技術報告:Q程式語言的全面微調策略
Technical Report: Full-Stack Fine-Tuning for the Q Programming Language
August 9, 2025
作者: Brendan R. Hogan, Will Brown, Adel Boyarsky, Anderson Schneider, Yuriy Nevmyvaka
cs.AI
摘要
尽管大型语言模型的能力日益增强,但期望它们在互联网上代表性不足的任务中表现出色仍然是不合理的。利用LLMs进行专门应用,特别是在小众编程语言和私有领域中,仍然具有挑战性且大部分尚未解决。在本研究中,我们通过提出一种全面的开源方法来解决这一差距,该方法旨在使LLMs适应Q编程语言,这是一种在量化金融中流行的工具,与Python、C、Java等“主流”语言相比,在互联网上的存在感要低得多,因此并非通用AI模型的强项。我们引入了一个新的LeetCode风格的Q评估数据集,在该数据集上对主要前沿模型进行基准测试,然后通过预训练、监督微调和强化学习,基于Qwen-2.5系列训练了一套推理和非推理模型,涵盖五个参数规模(1.5B、3B、7B、14B、32B)。我们的最佳模型在我们的Q基准测试中达到了59%的pass@1准确率,超越了表现最佳的前沿模型Claude Opus-4,领先29.5个百分点。此外,所有模型,甚至我们的1.5B模型,在此任务上都优于GPT-4.1。除了发布模型、代码和数据外,我们还提供了数据集构建、模型预训练、监督微调和强化学习的详细蓝图。
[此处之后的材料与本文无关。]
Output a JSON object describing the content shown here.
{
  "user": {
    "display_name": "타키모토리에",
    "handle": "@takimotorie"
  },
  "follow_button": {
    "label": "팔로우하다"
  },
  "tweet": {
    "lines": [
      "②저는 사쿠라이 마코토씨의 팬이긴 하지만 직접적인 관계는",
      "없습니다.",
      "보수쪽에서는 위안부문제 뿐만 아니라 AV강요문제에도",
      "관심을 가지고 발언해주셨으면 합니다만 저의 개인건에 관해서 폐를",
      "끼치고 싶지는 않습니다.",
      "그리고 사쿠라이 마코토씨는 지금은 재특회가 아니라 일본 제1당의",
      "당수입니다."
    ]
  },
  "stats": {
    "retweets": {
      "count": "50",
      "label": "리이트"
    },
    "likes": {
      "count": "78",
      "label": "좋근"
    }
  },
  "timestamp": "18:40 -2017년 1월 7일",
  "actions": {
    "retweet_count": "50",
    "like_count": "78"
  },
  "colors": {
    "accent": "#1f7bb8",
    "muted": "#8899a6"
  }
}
我们的方法论具有广泛的适用性,并讨论了这些技术如何扩展到其他任务,包括那些评估可能依赖于软性或主观信号的任务。
English
Even though large language models are becoming increasingly capable, it is
still unreasonable to expect them to excel at tasks that are under-represented
on the Internet. Leveraging LLMs for specialized applications, particularly in
niche programming languages and private domains, remains challenging and
largely unsolved. In this work, we address this gap by presenting a
comprehensive, open-source approach for adapting LLMs to the Q programming
language, a popular tool in quantitative finance that is much less present on
the Internet compared to Python, C, Java, and other ``mainstream" languages and
is therefore not a strong suit of general-purpose AI models. We introduce a new
Leetcode style evaluation dataset for Q, benchmark major frontier models on the
dataset, then do pretraining, supervised fine tuning, and reinforcement
learning to train a suite of reasoning and non-reasoning models based on the
Qwen-2.5 series, spanning five parameter sizes (1.5B, 3B, 7B, 14B, 32B). Our
best model achieves a pass@1 accuracy of 59 percent on our Q benchmark,
surpassing the best-performing frontier model, Claude Opus-4 by 29.5 percent.
Additionally, all models, even our 1.5B model, outperform GPT-4.1 on this task.
In addition to releasing models, code, and data, we provide a detailed
blueprint for dataset construction, model pretraining, supervised fine-tuning,
and reinforcement learning. Our methodology is broadly applicable, and we
discuss how these techniques can be extended to other tasks, including those
where evaluation may rely on soft or subjective signals.